Addressing Kids’ Drug and Alcohol Use: A Parent’s Guide
How are we supposed to guide our kids when pot is legal, we drink, psychedelics are touted as medicine, and some prescribed medicines are highly addictive? I regularly advise parents in this predicament and I am also a father of 3 boys so I’m right there with you! I know that, in the moment, it’s hard to set a limit or figure out the line between experimentation and trouble. Only a fraction develop the 4 C’s of addiction – craving, compulsion, loss of control, and consequences. But kids may have problematic use, and you might be right to worry.
Some kids are more at risk: those with a family history of addiction; who have a high tolerance; with impulsivity including ADHD; with mood or anxiety issues; and especially those with a heavy-using peer group.
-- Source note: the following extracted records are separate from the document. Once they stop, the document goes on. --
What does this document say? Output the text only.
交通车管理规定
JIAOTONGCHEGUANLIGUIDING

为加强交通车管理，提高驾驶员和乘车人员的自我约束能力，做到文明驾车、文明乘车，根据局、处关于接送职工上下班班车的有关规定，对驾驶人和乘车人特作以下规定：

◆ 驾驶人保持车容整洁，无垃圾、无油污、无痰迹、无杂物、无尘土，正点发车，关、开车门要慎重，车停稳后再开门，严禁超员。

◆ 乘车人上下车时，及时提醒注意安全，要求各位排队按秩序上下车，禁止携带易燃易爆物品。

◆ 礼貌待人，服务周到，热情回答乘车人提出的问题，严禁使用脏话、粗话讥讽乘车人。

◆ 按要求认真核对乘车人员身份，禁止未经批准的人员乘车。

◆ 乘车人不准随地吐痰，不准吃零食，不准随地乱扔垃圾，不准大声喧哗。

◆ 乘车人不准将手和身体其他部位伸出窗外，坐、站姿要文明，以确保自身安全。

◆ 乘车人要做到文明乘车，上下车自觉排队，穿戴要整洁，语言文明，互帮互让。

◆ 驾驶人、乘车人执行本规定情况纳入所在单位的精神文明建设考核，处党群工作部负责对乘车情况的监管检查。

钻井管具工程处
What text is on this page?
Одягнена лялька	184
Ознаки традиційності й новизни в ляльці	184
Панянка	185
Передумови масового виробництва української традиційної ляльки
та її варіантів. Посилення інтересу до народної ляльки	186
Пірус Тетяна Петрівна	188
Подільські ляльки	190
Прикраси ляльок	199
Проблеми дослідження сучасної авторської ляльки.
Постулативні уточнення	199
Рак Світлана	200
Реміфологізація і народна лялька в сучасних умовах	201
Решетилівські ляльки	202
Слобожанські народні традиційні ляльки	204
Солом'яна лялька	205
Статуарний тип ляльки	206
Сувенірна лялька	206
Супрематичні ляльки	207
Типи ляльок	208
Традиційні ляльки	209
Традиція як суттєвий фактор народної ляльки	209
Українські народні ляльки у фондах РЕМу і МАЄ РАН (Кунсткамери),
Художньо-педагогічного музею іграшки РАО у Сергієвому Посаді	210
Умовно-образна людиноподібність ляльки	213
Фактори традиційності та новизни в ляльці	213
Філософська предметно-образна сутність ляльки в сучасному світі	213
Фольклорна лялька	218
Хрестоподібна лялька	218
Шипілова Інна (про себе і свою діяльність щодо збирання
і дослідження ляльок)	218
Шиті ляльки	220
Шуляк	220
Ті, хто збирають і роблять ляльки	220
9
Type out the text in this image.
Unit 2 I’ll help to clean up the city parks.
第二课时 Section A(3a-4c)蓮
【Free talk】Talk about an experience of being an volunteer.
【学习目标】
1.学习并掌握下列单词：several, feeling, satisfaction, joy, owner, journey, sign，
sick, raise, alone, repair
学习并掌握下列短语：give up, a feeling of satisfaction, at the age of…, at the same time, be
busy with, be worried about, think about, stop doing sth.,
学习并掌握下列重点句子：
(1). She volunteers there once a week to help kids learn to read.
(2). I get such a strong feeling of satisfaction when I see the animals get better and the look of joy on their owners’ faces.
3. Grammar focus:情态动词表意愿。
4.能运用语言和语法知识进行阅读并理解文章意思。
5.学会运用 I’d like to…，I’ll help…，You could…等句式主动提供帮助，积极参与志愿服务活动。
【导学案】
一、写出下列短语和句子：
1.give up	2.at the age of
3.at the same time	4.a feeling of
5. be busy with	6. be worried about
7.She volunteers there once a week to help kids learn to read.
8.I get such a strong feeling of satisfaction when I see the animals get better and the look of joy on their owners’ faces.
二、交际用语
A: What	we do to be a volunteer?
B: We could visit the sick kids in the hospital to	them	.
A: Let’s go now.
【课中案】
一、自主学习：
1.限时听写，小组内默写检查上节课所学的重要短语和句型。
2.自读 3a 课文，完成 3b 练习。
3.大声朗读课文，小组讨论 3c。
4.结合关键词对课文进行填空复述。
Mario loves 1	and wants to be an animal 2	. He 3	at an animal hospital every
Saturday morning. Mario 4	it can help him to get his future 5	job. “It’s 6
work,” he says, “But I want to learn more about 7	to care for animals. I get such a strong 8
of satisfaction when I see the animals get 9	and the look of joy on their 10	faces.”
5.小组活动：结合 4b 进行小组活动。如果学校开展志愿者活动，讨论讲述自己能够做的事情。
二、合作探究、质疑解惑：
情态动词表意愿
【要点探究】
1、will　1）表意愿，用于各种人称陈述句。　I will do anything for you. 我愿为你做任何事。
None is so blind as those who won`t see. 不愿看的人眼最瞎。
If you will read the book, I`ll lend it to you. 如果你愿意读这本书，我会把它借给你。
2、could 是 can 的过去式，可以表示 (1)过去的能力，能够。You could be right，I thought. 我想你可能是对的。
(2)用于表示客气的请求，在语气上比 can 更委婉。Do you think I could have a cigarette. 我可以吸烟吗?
Look for a shift from valued goals, changes in mood and sleep, irritability and avoidance. Of course, this sounds like so many adolescents, right? Like the birds and the bees conversation, you might need to have the talk. Here are a few tips.
- Be real. Claiming that all drugs and alcohol are always bad is patently untrue, and kids aren’t falling for it. Aim for safety, wise planning, acceptance of – and learning from – error. That’s hard for parents raised in this odd era of War on Drugs, abstinence-oriented treatment and ‘Just Say No’ naivety. If you have a child who is experimenting, you want them to feel secure coming to you and discussing their curiosity and mistakes. If they are in more trouble, it’s highly unlikely your force will get them to see the light. You’ll need to be more strategic.
- Use harm reduction and educate. What is your expectation? According to Monitoring the Future (a large annual national survey), by the end of High School, 62% of students will have drank; 17% of HS seniors binge drink. Because memory is impaired, frontal lobes under-developed, and learning state-dependent, they can’t integrate their experience into new learning. Talk with them about drinking lower-alcohol drinks, slower and on a full stomach. Practice how to decline a drink or a car ride with a drunk driver. Consider sharing your experiences and mistakes. It’s time.
- Be the grown-up. All kids, but especially those prone to problematic use, favor immediate gratification over long-term goals. Don’t allow your emotions to make you as impulsive. We often blame our kids for how we feel, but really we have to take responsibility for our own emotions and actions before we can expect them to do the same. If you’re frightened or angry, notice and take the time to calm down enough to have a conversation with your child. Focus on long-term goals and values. Try not to nag (which makes them glaze over), or get mad (which makes them shut down or fight back).
- Reward success rather than punish. Impulsive people are less sensitive to punishment and become resentful rather than reflect and learn from remorse. Focus on valued goals and reward behaviors (with love, time and money) that foster accomplishment, reinforce a healthy peer group, and move towards those goals. If punishment is warranted then choose one that makes sense and fits the crime. Before the punishment is revoked, state clearly what behaviors you need to see changed.
- Don’t enable. The Achilles heel of caring parents is relieving their kids’ suffering. But this impedes learning and is enabling: sometimes we need to suffer a bit in order to learn. Let natural consequence happen, rather than bailing your kid out of a bad situation. Of course, be sensible: you shouldn’t let them drive drunk and crash. But nor should you write to the sports coach saying he’s sick when he’s actually hung over.
- Pay attention to emotions. Use becomes more compelling and problematic either because it is changing our decisions, dragging us from valued goals; or because it shields us from feelings and anxiety. So don’t make it all about the drugs. Listen – really listen – to their experience and feelings, without patronizing judgment or shaming criticism. Do you remember what that felt like? Try to speak about your feelings (I feel sad/ afraid) rather than criticizing them. Validate how they feel. If the conversation is going poorly then stop and regroup.